At the same time, Whole Foods is laying off hundreds of in-store marketing staff who filled out chalkboard signs and organized local events. Monday is their last day. More finance and purchasing decisions are being made at Whole Foods headquarters in Austin, Texas. Whole Foods executives say that centralization is making the company nimbler and saving money.
“Please note this wasn’t an easy decision and isn’t a reflection of the dedication of the work you do,” Whole Foods leaders said in a recent conference call announcing the cuts to marketing staff in the Midwest, according to an audio recording reviewed by The Wall Street Journal.
For many suppliers, Amazon is helping spur Whole Foods sales after two tough years. Cereal maker Kashi Co. and kombucha brewer GT’s Living Foods are some of the health-food brands that have seen sales grow since the deal, according to data firm inMarket.
But many suppliers are angry that Whole Foods has added fees of at least 3% to restock shelves and run promotions for vendors who sell around $300,000 in products annually. The increases surpass what rival chains routinely charge for merchandising changes, food company executives said.
“A lot of our members are perplexed, just completely dumbfounded,” said Phil Kafarakis, president of Specialty Food Association, which represents both suppliers that have gone along with the new fees and ones that have refused.
Whole Foods planned the fee increase before Amazon’s acquisition, but executives are now using the promise of wider, Amazon-fueled sales to push suppliers to agree to the charges.

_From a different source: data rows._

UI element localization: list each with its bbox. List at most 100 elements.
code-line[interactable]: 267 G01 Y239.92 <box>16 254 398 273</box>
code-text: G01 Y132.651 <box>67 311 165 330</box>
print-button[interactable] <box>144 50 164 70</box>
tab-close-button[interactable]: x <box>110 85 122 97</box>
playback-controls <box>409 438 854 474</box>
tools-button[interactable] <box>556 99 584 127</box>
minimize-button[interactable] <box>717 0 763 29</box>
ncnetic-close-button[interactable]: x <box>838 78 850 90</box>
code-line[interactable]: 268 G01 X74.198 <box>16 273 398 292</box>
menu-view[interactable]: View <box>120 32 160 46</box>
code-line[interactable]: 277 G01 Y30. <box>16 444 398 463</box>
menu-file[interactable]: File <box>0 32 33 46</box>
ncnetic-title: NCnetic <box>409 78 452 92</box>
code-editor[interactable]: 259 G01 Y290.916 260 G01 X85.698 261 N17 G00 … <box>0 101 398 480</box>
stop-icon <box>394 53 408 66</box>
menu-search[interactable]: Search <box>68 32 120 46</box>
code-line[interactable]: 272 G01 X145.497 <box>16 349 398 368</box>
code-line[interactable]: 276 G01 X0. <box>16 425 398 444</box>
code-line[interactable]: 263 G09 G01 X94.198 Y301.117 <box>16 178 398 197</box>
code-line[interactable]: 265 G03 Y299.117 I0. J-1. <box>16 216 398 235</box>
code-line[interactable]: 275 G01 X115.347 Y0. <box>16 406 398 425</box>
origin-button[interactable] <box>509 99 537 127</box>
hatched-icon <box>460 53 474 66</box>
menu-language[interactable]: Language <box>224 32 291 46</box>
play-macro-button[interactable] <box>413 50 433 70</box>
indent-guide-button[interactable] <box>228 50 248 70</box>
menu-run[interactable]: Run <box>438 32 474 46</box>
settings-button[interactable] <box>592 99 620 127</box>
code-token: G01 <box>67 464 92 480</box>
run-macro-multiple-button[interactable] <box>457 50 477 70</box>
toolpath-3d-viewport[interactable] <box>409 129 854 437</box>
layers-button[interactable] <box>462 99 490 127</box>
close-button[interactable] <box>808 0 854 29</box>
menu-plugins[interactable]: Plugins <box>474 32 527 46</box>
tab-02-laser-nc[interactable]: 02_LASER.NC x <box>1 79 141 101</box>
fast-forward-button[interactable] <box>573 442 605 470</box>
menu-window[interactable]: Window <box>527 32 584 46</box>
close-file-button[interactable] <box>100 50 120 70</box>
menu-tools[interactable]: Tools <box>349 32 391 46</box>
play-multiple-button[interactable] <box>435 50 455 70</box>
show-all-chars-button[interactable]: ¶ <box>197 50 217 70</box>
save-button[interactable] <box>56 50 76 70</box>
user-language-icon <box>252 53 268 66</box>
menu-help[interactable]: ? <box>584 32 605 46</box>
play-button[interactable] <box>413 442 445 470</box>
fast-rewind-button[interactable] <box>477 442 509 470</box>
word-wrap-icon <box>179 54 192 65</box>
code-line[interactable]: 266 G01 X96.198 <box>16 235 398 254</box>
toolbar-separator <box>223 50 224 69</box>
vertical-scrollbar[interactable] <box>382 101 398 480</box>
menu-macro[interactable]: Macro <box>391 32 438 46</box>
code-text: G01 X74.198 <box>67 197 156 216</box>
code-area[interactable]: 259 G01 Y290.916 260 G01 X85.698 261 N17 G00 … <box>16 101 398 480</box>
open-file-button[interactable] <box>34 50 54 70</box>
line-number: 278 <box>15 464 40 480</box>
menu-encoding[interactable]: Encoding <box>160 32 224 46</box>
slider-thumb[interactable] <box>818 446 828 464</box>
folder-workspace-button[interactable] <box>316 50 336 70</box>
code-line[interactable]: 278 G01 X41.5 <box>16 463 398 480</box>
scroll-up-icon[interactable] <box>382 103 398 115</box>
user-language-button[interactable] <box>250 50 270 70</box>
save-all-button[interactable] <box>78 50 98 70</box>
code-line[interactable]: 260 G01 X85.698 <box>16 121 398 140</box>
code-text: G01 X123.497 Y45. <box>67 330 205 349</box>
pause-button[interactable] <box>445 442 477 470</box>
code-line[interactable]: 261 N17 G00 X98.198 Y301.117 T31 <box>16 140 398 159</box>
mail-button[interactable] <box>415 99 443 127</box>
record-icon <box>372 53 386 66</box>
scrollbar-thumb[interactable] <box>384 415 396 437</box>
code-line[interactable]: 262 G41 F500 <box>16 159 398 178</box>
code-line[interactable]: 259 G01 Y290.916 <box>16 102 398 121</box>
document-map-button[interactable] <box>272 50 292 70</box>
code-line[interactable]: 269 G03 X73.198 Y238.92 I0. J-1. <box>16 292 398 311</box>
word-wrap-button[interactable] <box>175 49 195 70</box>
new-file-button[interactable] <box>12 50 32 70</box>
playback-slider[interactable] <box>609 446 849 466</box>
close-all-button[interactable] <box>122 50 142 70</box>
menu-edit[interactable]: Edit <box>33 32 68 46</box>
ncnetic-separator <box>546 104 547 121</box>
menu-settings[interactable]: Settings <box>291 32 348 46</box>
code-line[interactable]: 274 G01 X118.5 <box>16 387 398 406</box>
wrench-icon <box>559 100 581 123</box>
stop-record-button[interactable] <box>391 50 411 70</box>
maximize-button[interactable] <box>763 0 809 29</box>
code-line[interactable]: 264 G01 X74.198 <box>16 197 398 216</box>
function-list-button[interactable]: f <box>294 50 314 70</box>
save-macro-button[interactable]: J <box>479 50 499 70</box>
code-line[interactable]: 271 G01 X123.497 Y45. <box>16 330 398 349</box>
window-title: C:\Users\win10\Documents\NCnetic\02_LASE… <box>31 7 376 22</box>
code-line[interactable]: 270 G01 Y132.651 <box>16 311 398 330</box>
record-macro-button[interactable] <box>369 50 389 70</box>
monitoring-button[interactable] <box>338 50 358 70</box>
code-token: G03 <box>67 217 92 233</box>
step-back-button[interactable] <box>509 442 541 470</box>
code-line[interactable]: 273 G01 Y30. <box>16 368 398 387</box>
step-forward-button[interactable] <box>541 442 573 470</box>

“We are excited about the new growth opportunities that exist as we continue to innovate with Amazon,” Whole Foods wrote in a recent email to vendors who hadn’t agreed to new contracts. “Unfortunately, we have yet to receive your full commitment to support the program.”
Whole Foods says the fees and centralized merchandising strategy mean that suppliers’ goods will be displayed and promoted more consistently, helping drive sales. They also will be additional marketing efforts, according to the company.
Many food companies say they have no choice but to go with the tougher terms.
“You play ball,” said Donald Snyder of Green Hasson Janks LLP, a Los Angeles-based accounting firm that met with clients last month to discuss the changes at Whole Foods. “They are a great source of revenue.”